A Bar Fit for a Queen, Now Available for One Fortunate Commoner

François-Xavier Lalanne’s Sauterelle Bar headlines the design sale at Sotheby’s in New York on May 24.

Lalanne Sauterelle bar Photo: Courtesy Sotheby’s

After last weekend, it seems like everyone wants a connection to England’s glamorous House of Windsor. With another wedding far off and all the guesswork about the honeymoon circulating, the next best opportunity is to claim a piece with a royal relative: François-Xavier Lalanne’s Sauterelle Bar (1970), which is being offered by Sotheby’s in its New York design sale on May 24.

This bar, it seems, is one of only two that were ever made. Its twin is owned by Queen Elizabeth II, having been gifted to her and the Duke of Edinburgh by French president Georges Pompidou in 1972. This piece hails from a private French collection. It was previously sold at Sotheby’s in Paris in 2009 for $754,244 and could very likely fetch more given the current royal mania. But the work is special beyond the Crown’s association.

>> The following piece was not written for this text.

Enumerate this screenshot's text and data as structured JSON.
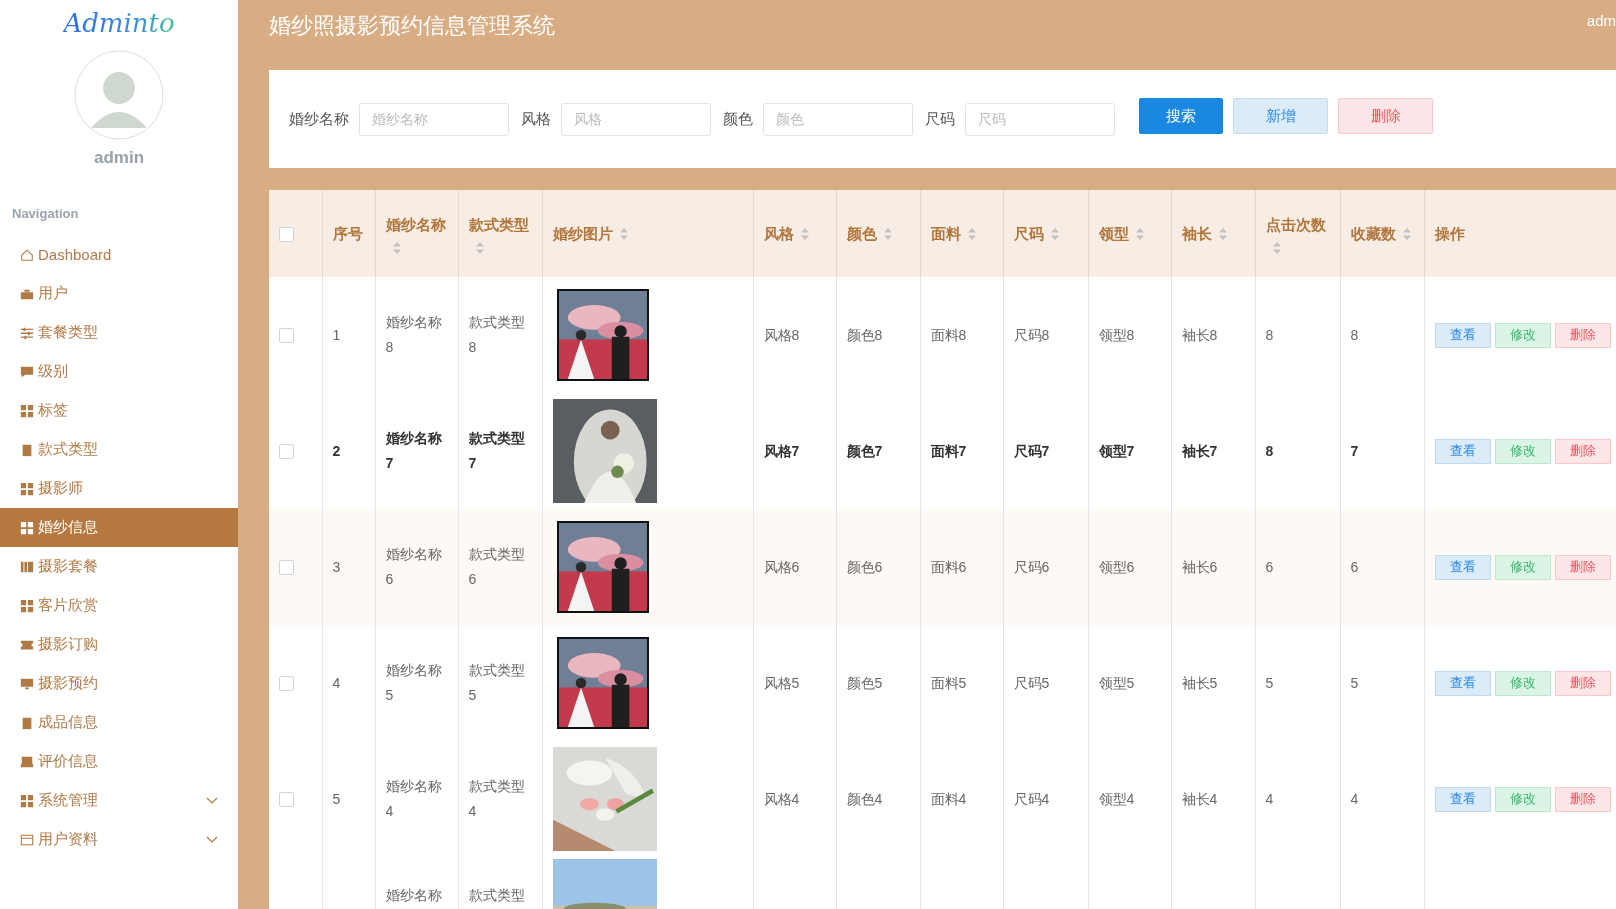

The larger-than-life grasshopper is made of Sèvres porcelain and polished brass. It opens to reveal two capacious hinged compartments for bottles of libations and beverage glasses, while its wings do double duty as drink trays.

Lalanne Sauterelle bar

François-Xavier Lalanne’s “Sauterelle” Bar opens to reveal two beverage compartments.  Photo: Courtesy Sotheby’s

“Over the course of his long career, Lalanne delighted in creating sculptural interpretations of the natural world,” says Kimberly Miller, a specialist at the house, adding that many of his works are rarely what they seem. “Lalanne rejected the notion that art and decoration were mutually exclusive and created works that were as functional as they were fantastic,” she explains, citing his famous sheep, which serve as extra seating, and a sculptured gorilla, which opens to reveal a safe. “The Sauterelle Bar is a true fusion of art and design. Being not only intriguing and sculptural but also creative and functional, it offers a duality you rarely get with other designers.”

The whimsical work, which carries an estimate of $800,000 to $1.2 million, leads a 182-lot sale that also includes a suite of five clerestory windows designed by Frank Lloyd Wright for the Avery Coonley Playhouse in Riverside, Illinois.